Kurczę. Nawet mi się ta strona podoba. W zasadzie to troche tak, jakbym pisał sam do siebie.

Ciekawe czy ktoś to w ogóle czyta. No ale jak by się zdarzyło, to od razu informuję, że jestem dyslektykiem.

.Na szczęście mamy zajebiste czasy, i translatory które to kontrolują. Kiedyś śiedzałem na jednym forum, i tyle błędów narobiłem, że nawet telefon zaczął mi błędnie podpowiadać.

.A tak w ogóle, to nasi wspaniali lekarze stwierdzili że mam dwa guzy mózgu. Noż kobieta luźna w udach, nie mogli mi powiedzieć jakieś czterdzieści lat temu. Całe życie myślałem że jestem debilem, a tu taka niespodzianka.

.W zasadzie to nic nie zmienia. Ale jakoś mi ulżyło. Z tą moją głową to niezły odpał. Trochę to moje życie jest nieżle powalone. O tym lepiej nie pisać. Potem mam depresję. Ale jak każdy facet, pomagałem sobie alkoholem. Nawet trochę mnie dziwiło, że po każdej imprezie ludzie się odemnie odwracali. kobieta luźna w udach nawet dużo nie piłem. W końcu ktoś mi powiedział że robię różne głupie rzeczy. Tego też lepiej nie pisać.
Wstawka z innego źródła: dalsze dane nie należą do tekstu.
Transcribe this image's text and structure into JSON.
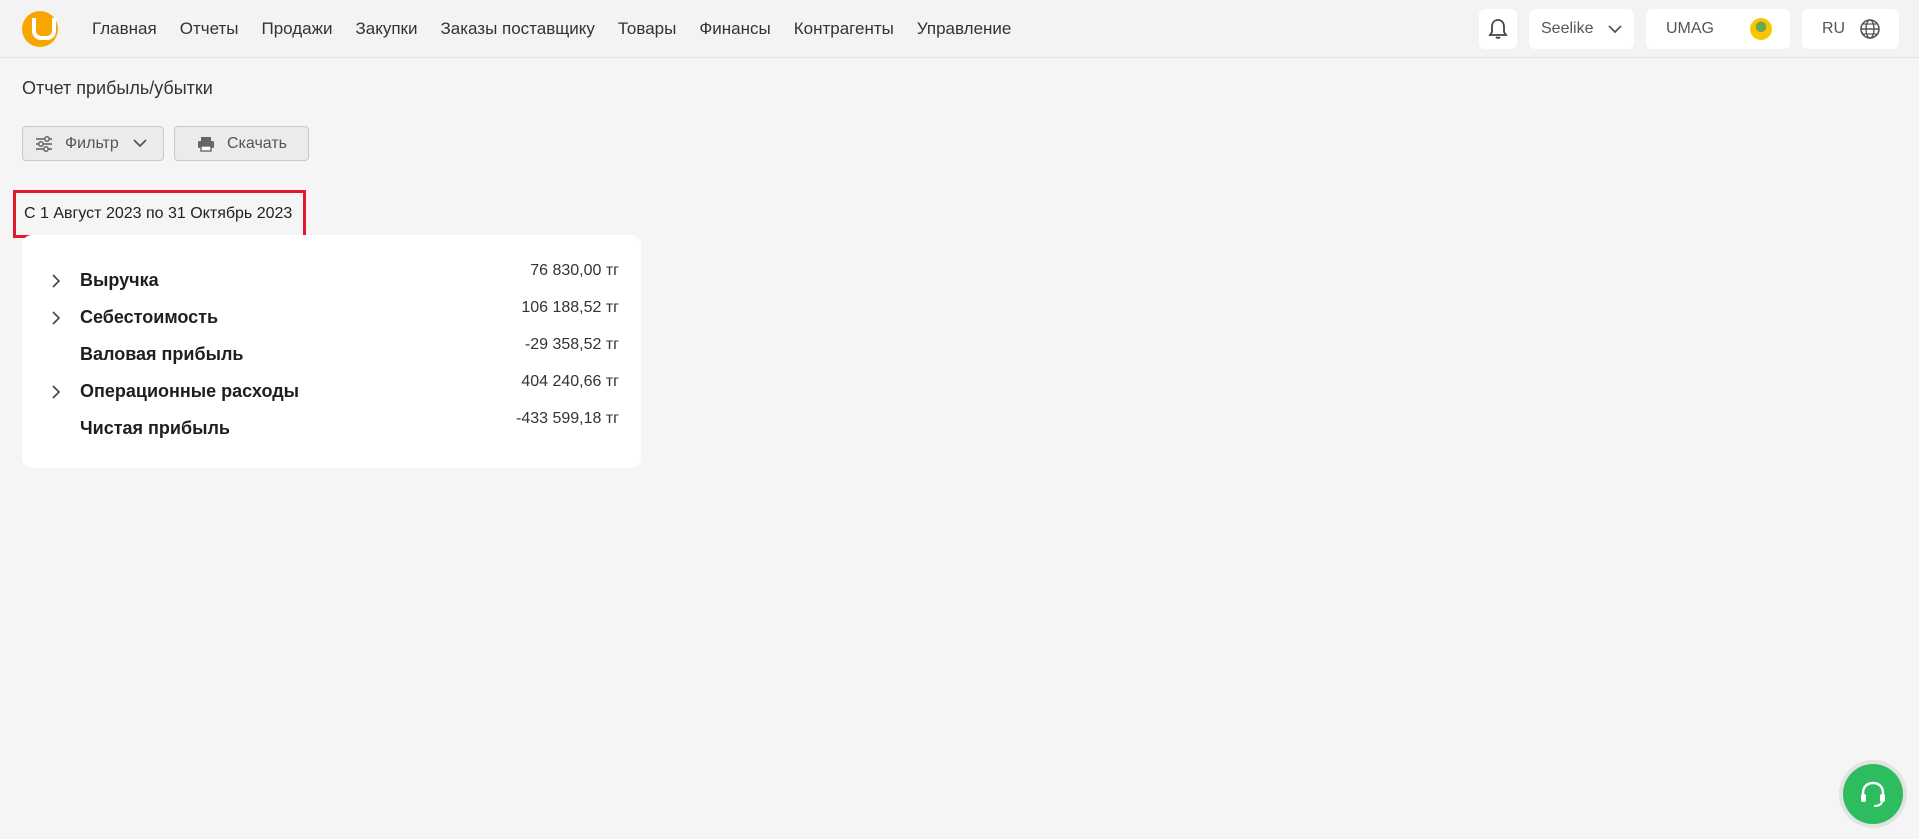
{
  "nav": {
    "items": [
      "Главная",
      "Отчеты",
      "Продажи",
      "Закупки",
      "Заказы поставщику",
      "Товары",
      "Финансы",
      "Контрагенты",
      "Управление"
    ]
  },
  "header": {
    "store_label": "Seelike",
    "account_label": "UMAG",
    "lang_label": "RU"
  },
  "page": {
    "title": "Отчет прибыль/убытки"
  },
  "toolbar": {
    "filter_label": "Фильтр",
    "download_label": "Скачать"
  },
  "report": {
    "date_range": "С 1 Август 2023 по 31 Октябрь 2023",
    "rows": [
      {
        "label": "Выручка",
        "value": "76 830,00 тг",
        "expandable": true
      },
      {
        "label": "Себестоимость",
        "value": "106 188,52 тг",
        "expandable": true
      },
      {
        "label": "Валовая прибыль",
        "value": "-29 358,52 тг",
        "expandable": false
      },
      {
        "label": "Операционные расходы",
        "value": "404 240,66 тг",
        "expandable": true
      },
      {
        "label": "Чистая прибыль",
        "value": "-433 599,18 тг",
        "expandable": false
      }
    ]
  },
  "colors": {
    "brand": "#f7a600",
    "highlight_border": "#e21b2c",
    "support_button": "#2dbd5e"
  },
  "icons": {
    "logo": "umag-logo-icon",
    "bell": "bell-icon",
    "chevron": "chevron-down-icon",
    "globe": "globe-icon",
    "filter": "sliders-icon",
    "print": "printer-icon",
    "row_expand": "chevron-right-icon",
    "support": "headset-icon"
  }
}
.Po latach doszedłem do wniosku, że alkohol dzała jak przełącznik. Wypijam setkę wódki i nic nie pamiętam. I to by nie było nic złego. Ekonomiczny alkoholik.

.Tylko ja podobno dalej funkcjonuję. A srał to pies. Nawet do AA polazłem. Jeszcze jak mam dobry humor to pół biedy. Najwyżej nago chodzę. Albo zaczynam coś naprawiać. Czym częściej piję, tym lepiej wszystko w domu działa.

.Jakiś czas temu odwaliłem.Nie piłem od paru miesięcy. Złapałem doła i walnełem parę kieliszków. Że mi kobieta luźna w udach nikt telefonu nie zabrał. Napisałem do gościa z AA, jakiś depresyjny list. Nawet do końca nie wiem co, bo nie chcę tego czytać. Trochę mnie na drugi dzień pojechał. Teraz się nawet napić boję. Dobrze że do pracowników go nie wysłałem.